Seven, the number of World titles. Nine Constructors’ Championships won. 114 times the top step of the podium belonged to them and in 128 qualifying sessions one of their drivers took pole position.
Those numbers belong to Williams, one of the longest serving privateer teams in Formula 1 and the sport’s third most successful team ever.
Sadly, it doesn’t look as if they’ll be adding to those any time soon, definitely not this year and 99% not the next either.
Having taken a wrong turn last season with the philosophy of their FW41, Williams hoped that this year’s car would be a step in the right direction, after all the only way is up.
But while Williams may be claiming that the FW42 is a better car, the numbers suggest otherwise.
Last year Lance Stroll made it into Q2 in Australia and finished on the same lap as the race winner. This year, George Russell was P19 with Robert Kubica P20 in qualifying, and on race day they were two and three laps down.
In 2018’s Bahrain GP neither Williams progressed out of Q1 but the slowest, Stroll, was 2.4s slower than the pole position man while both finished the race a lap down. Two weeks ago the slowest, Kubica, was 3.3s off P1 and he crossed the line two laps behind the race winner.

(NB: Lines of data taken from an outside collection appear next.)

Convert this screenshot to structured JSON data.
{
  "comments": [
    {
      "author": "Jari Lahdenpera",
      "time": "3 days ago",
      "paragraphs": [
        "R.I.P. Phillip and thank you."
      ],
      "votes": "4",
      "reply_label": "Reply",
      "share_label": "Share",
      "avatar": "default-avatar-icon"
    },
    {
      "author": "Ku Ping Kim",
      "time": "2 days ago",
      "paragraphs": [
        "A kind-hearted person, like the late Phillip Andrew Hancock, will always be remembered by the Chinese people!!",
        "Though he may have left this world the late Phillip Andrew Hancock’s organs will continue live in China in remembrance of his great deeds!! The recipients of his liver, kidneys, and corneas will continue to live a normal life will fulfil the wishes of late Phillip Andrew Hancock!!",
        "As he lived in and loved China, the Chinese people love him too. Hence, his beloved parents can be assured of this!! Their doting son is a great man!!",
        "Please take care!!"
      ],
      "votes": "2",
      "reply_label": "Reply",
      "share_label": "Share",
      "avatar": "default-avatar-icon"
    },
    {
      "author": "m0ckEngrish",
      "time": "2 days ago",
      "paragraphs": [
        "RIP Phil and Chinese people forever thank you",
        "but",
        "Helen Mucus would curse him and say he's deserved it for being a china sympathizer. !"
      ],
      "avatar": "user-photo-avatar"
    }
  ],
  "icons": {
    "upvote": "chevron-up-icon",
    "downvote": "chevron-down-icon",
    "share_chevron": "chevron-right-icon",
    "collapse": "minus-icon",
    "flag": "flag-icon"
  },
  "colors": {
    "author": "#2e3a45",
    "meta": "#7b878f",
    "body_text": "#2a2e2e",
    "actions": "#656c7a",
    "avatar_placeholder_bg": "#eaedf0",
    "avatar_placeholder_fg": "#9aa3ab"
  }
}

Not exactly encouraging is it?
Faced with a growing disaster, not that many believed it could get any worse, Williams have brought back team founder and former technical boss Patrick Head.
The 72-year-old, who played an integral role in the championship heydays of the 1980s and 1990s, may have retired back in 2011 but he remains a shareholder of the team and is now “offering some support to our engineering team on a short-term consultancy basis.”
Finally a little bit of good news for Williams…
— Planet F1 (@Planet_F1) March 29, 2019
He’s filling the gap left by former tech boss Paddy Lowe who took a “leave of absence” after Williams failed to put a car on the track in the opening two days of pre-season testing. And failed to find any sort of form, aside from shockingly poor form, when they eventually did.
The Williams drivers have applauded Head’s return with Russell saying: “I think it will be great. He’s only coming in as a support role, it’s nothing full time, but with his presence he’s a very strong character with a lot of personality and maybe [that’s] what we need at the moment.
“With all his experience and [the] history he has at Williams, just having him around will lift everybody.
“Patrick is a fantastic engineer and all of his success speaks for itself. He’s been there and done that. He’s part of Williams and will help where needed. Like I said, will be great to have him around.”
And while some are wondering why Head wasn’t already on the phone to deputy team boss Claire Williams throwing his weight, and shares, around or whether this is a case of smoke and mirrors to distract from their wretched on-track form, the big question is can he help?
Although Head has been away from Formula 1 since 2011, by his very nature he will have kept on top of things, know the ins and outs of today’s regulations and with his vast experience may even figure out that one trick that will give the drivers control over the car and an understanding of the set-up.
Speaking about the Bahrain GP, Kubica complained: “We need to find out what’s going on because I have no margin and I have no window in the car where actually I can drive it. I am a passenger.”
Williams have not gone into details about what is wrong with their car but corner entry and stability feature high on that list.
Changes to the wings, floor and bargeboards can help with that, at least a bit, but it seems as if fundamentally Williams have once again got it very wrong.
“There is one fundamental which I don’t want to discuss publicly,” Russell told Motorsport.com after the Australian race.
“We understand what that is, but it doesn’t mean we can wake up on Monday morning and rectify it.
“To change something so fundamental will take months of development, work in the simulator and designers working out how to do it, and that is what needs to be done at the moment.
With Head advising the technical team, an old head looking at new problems will see the introduction of updates throughout the season that maybe allow Williams to narrow the deficit, however, in order to even come close to closing the gap, a B-spec car is the only solution.
Williams certainly put the laps in during the second week of testing, after limited action in week one.
— Planet F1 (@Planet_F1) March 2, 2019
That, though, requires time and money, two things Williams do not have in abundance.
Falling from fifth to wooden spoon last, swapping Martini for ROKiT and saying goodbye to the Stroll millions, Williams’ 2018 earnings may have been solid but they will take a massive hit this year.
Time is also not on their side as teams have often used the Spanish GP in May to introduce B-spec cars having realised in testing already that things aren’t right. But with Head only arriving a week ago, he has just over a month to work his magic before hitting the track in Barcelona.
Unfortunately for Williams, Head’s return may prove to be not much more than an experienced cheerleader with no pompoms flapping their hands in the breeze.